En dash: This dash is an en long. It is used with numbers, spans, or ranges. For example, pages 24–39, 6:00–9:00, or May 7–12. It is a typo to use a hyphen in these cases. The keystroke for an en-dash is Option+Hyphen (PC: Ctrl+Num–).
A special case: In rare cases, hyphens and en dashes need to be mixed for clarity. Last week, when talking about the width of a hair space for InDesign was one example. It seemed to me to be easier to read and more understandable written as one–twenty-fourth with the en dash between the one and twenty-fourth. This is the typographer’s decision to make.
Em dash: This dash is an em long. It is a punctuation mark. The keystroke for an em-dash is Option+Shift+Hyphen (PC: Ctrl+Alt+Num–). Grammatically it is stronger than a comma but weaker than a period. Other than that, there is no standard anymore.
American English is a living language in constant flux. These changes have accelerated in recent years. In many cases, there are no rules anymore. Em dashes are used more every year. In many ways they are very helpful—but traditionalists tend to have knee-jerk reactions to anything outside the grammar books (written decades ago).
Typewriters use a double hyphen for the em dash.
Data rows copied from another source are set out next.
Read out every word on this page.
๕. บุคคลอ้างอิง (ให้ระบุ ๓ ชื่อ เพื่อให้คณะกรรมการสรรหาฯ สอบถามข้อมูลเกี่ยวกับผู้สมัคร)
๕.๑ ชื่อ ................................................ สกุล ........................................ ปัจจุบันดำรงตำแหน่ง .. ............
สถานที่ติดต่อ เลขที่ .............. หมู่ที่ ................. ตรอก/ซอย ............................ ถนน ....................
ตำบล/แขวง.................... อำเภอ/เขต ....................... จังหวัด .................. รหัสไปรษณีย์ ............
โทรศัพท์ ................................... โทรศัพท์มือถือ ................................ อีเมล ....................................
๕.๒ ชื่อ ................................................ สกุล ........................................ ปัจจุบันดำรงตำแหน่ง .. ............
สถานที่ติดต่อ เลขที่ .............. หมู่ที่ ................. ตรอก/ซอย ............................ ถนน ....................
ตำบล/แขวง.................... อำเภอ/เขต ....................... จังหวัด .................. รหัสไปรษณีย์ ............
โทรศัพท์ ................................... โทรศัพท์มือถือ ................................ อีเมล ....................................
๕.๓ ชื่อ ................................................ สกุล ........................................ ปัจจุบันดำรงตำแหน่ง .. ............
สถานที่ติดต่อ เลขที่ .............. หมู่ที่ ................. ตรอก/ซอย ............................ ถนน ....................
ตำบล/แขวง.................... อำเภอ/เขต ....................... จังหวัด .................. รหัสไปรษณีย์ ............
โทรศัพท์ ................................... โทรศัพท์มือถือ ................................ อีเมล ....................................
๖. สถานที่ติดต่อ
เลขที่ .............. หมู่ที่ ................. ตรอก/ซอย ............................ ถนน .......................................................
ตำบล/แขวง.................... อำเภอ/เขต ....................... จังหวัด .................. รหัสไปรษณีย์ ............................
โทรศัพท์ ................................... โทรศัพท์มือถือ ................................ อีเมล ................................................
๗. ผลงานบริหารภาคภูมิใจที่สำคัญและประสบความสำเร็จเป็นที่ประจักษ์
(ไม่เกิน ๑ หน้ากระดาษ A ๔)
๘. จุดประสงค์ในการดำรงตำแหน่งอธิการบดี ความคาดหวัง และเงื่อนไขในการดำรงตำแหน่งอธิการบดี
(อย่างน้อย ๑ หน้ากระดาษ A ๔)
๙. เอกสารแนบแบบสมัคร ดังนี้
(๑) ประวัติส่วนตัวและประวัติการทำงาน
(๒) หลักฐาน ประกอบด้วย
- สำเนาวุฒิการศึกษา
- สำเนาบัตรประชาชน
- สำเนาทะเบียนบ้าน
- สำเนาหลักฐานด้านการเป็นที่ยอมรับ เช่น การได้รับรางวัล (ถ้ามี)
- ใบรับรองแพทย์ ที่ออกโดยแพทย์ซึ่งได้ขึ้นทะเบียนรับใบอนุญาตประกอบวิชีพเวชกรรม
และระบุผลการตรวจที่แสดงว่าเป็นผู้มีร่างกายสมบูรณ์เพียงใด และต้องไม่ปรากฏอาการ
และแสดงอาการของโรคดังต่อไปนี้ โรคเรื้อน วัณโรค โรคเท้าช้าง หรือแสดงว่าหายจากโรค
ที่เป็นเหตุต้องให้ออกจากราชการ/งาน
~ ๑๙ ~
This is an embarrassing error to professionals. In fact, it is one of the sure signs of amateurism.
Spacing around em dashes: this is wide open to personal opinion. I was taught a thin space before and after, currently I am using no additional spacing (especially in this blog where a thin space is not available. However, I have heard enough other suggestions to realize that usage varies widely.
Em dashes automatically: Word converts two hyphens to an em dash if you have auto-formatting turned on. You can set up the same conversion in InDesign by adding an auto-correction item. Be careful of Word’s automatic conversion. When you place it into InDesign these converted characters often come is as Ö or something even more strange.
Finally, do not think you will not be caught. Hyphens are about a thin space wide. They are higher above the baseline than en or em dashes. Also, they are commonly slanted up with little swashes on the ends (although you see swashes on all three in Contenu at the beginning of this post).